EP. 24 : ULASAN

9.7K 1.3K 71
                                    

PART. 24

• • ๑ • •

"Siapa yang peduli dengan itu? Cinta saja tak akan membuat kenyang. Kau akan tetap bertunangan dengan Alvin."

"Publik tidak akan pernah tahu kelakuan Alvin. Kalaupun tahu, lalu apa? Yang dibutuhkan dari pertunanganmu adalah status dan kekuasaan."

"Ibu akan menelepon orang tua kekasihmu, meminta agar mendisplinkan anak mereka supaya lebih menjaga image di depan publik."

"Pertunanganmu akan segera dilaksanakan dengan cepat, buang jauh-jauh pikiran untuk membatalkannya."

"Perkataan Ayah sebelumnya tetap berlaku, kau bisa membatalkan pertunangan jika menemukan pengganti yang lebih berkuasa."

Semua perkataan itu membebani pikiran wanita dengan wajah yang tampak pucat dan sembab itu, kakinya melangkah hampa tanpa tahu tujuan.
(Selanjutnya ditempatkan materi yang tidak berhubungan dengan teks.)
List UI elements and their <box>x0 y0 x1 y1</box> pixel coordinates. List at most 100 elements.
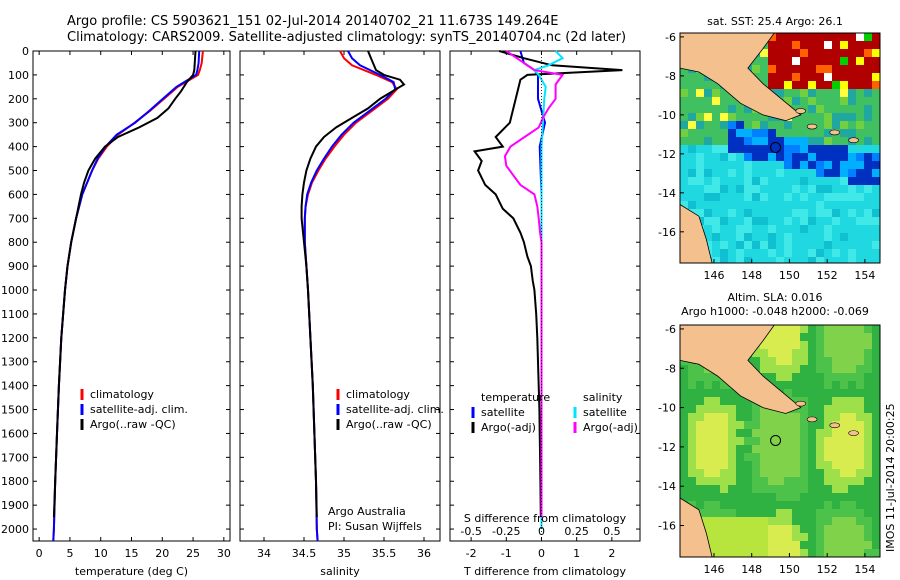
sst_map-cell <box>728 137 736 145</box>
sst_map-cell <box>752 225 760 233</box>
temperature-ytick-label: 1200 <box>1 332 29 345</box>
sst_map-cell <box>760 193 768 201</box>
sla_map-cell <box>744 477 752 485</box>
sst_map-cell <box>736 105 744 113</box>
sla_map-cell <box>816 389 824 397</box>
sst_map-cell <box>784 57 792 65</box>
sst_map-cell <box>768 177 776 185</box>
sst_map-cell <box>776 89 784 97</box>
sst_map-cell <box>792 233 800 241</box>
sst_map-cell <box>728 185 736 193</box>
sla_map-cell <box>792 357 800 365</box>
sla_map-cell <box>680 493 688 501</box>
sla_map-cell <box>712 397 720 405</box>
sla_map-cell <box>696 493 704 501</box>
sla_map-cell <box>864 389 872 397</box>
sla_map-cell <box>752 485 760 493</box>
sst_map-cell <box>832 201 840 209</box>
sst_map-cell <box>696 161 704 169</box>
sst_map-cell <box>704 97 712 105</box>
sst_map-cell <box>776 153 784 161</box>
sst_map-cell <box>832 121 840 129</box>
temperature-ytick-label: 1700 <box>1 451 29 464</box>
sst_map-cell <box>800 233 808 241</box>
sla_map-cell <box>856 397 864 405</box>
sla_map-cell <box>824 533 832 541</box>
sst_map-cell <box>696 81 704 89</box>
sst_map-cell <box>776 249 784 257</box>
sst_map-cell <box>816 161 824 169</box>
sla_map-cell <box>696 469 704 477</box>
sst_map-cell <box>768 49 776 57</box>
sla_map-cell <box>744 541 752 549</box>
sla_map-cell <box>824 509 832 517</box>
temperature-ytick-label: 1300 <box>1 356 29 369</box>
sst_map-cell <box>752 145 760 153</box>
sla_map-cell <box>832 501 840 509</box>
sst_map-cell <box>808 169 816 177</box>
sla_map-cell <box>792 525 800 533</box>
sla_map-cell <box>856 477 864 485</box>
sst_map-cell <box>848 209 856 217</box>
sst_map-cell <box>800 225 808 233</box>
sla_map-cell <box>736 477 744 485</box>
sla_map-cell <box>688 461 696 469</box>
sst_map-cell <box>768 225 776 233</box>
sla_map-cell <box>840 493 848 501</box>
sst_map-cell <box>752 257 760 263</box>
sla_map-cell <box>864 517 872 525</box>
sst_map-cell <box>832 41 840 49</box>
sla_map-cell <box>832 493 840 501</box>
sla_map-cell <box>768 349 776 357</box>
sst_map-cell <box>808 105 816 113</box>
sla_map-cell <box>840 525 848 533</box>
sst_map-cell <box>856 217 864 225</box>
sla_map-cell <box>808 333 816 341</box>
sst_map-cell <box>816 225 824 233</box>
sla_map-cell <box>736 421 744 429</box>
sla_map-cell <box>808 501 816 509</box>
sla_map-cell <box>816 413 824 421</box>
sst_map-cell <box>864 49 872 57</box>
sst_map-cell <box>848 177 856 185</box>
sla_map-cell <box>808 445 816 453</box>
sst_map-cell <box>720 225 728 233</box>
sst_map-cell <box>704 201 712 209</box>
sst_map-cell <box>856 105 864 113</box>
sst_map-cell <box>864 249 872 257</box>
sla_map-cell <box>728 485 736 493</box>
sla_map-cell <box>816 429 824 437</box>
sst_map-cell <box>808 33 816 41</box>
sst_map-cell <box>840 241 848 249</box>
sla_map-cell <box>816 325 824 333</box>
sla_map-cell <box>736 493 744 501</box>
sst_map-cell <box>680 193 688 201</box>
sla_map-cell <box>696 397 704 405</box>
sla_map-cell <box>824 389 832 397</box>
sla_map-cell <box>848 437 856 445</box>
sla_map-cell <box>688 493 696 501</box>
sst_map-cell <box>728 153 736 161</box>
sst_map-cell <box>824 73 832 81</box>
sla_map-cell <box>744 437 752 445</box>
sla_map-cell <box>824 413 832 421</box>
sla_map-cell <box>872 397 880 405</box>
sla_map-cell <box>816 341 824 349</box>
sst_map-cell <box>872 57 880 65</box>
sst_map-cell <box>840 225 848 233</box>
sla_map-cell <box>712 429 720 437</box>
sla_map-cell <box>792 413 800 421</box>
sla_map-cell <box>680 445 688 453</box>
sst_map-cell <box>696 209 704 217</box>
sst_map-cell <box>776 209 784 217</box>
sla_map-cell <box>720 429 728 437</box>
sla_map-cell <box>872 333 880 341</box>
sla_map-cell <box>824 357 832 365</box>
sst_map-cell <box>688 97 696 105</box>
sla_map-cell <box>840 413 848 421</box>
sla_map-cell <box>832 357 840 365</box>
sla_map-cell <box>840 445 848 453</box>
sla_map-cell <box>848 373 856 381</box>
sla_map-cell <box>776 429 784 437</box>
sla_map-cell <box>704 485 712 493</box>
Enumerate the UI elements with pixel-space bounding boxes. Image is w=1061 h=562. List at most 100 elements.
Vanessa sudah berbicara dengan orang tuanya, dan perkataan itu terus terngiang-ngiang tanpa henti secara berulang.

Vanessa sekarang sedang berada pada titik terendahnya, hanya tinggal satu dorongan lagi, maka semangat hidupnya akan pupus.

Mata sembabnya memandang hampa ke depan, Vanessa hanya perlu berjalan lagi untuk sampai pada taman yang menarik perhatian jiwa hampanya. Wanita itu tak sadar jika harus menyebrang jalan, karena Vanessa hanya fokus ke depan yang kosong lenggang, tidak melihat kanan-kiri yang mana tampak sebuah mobil melaju kencang.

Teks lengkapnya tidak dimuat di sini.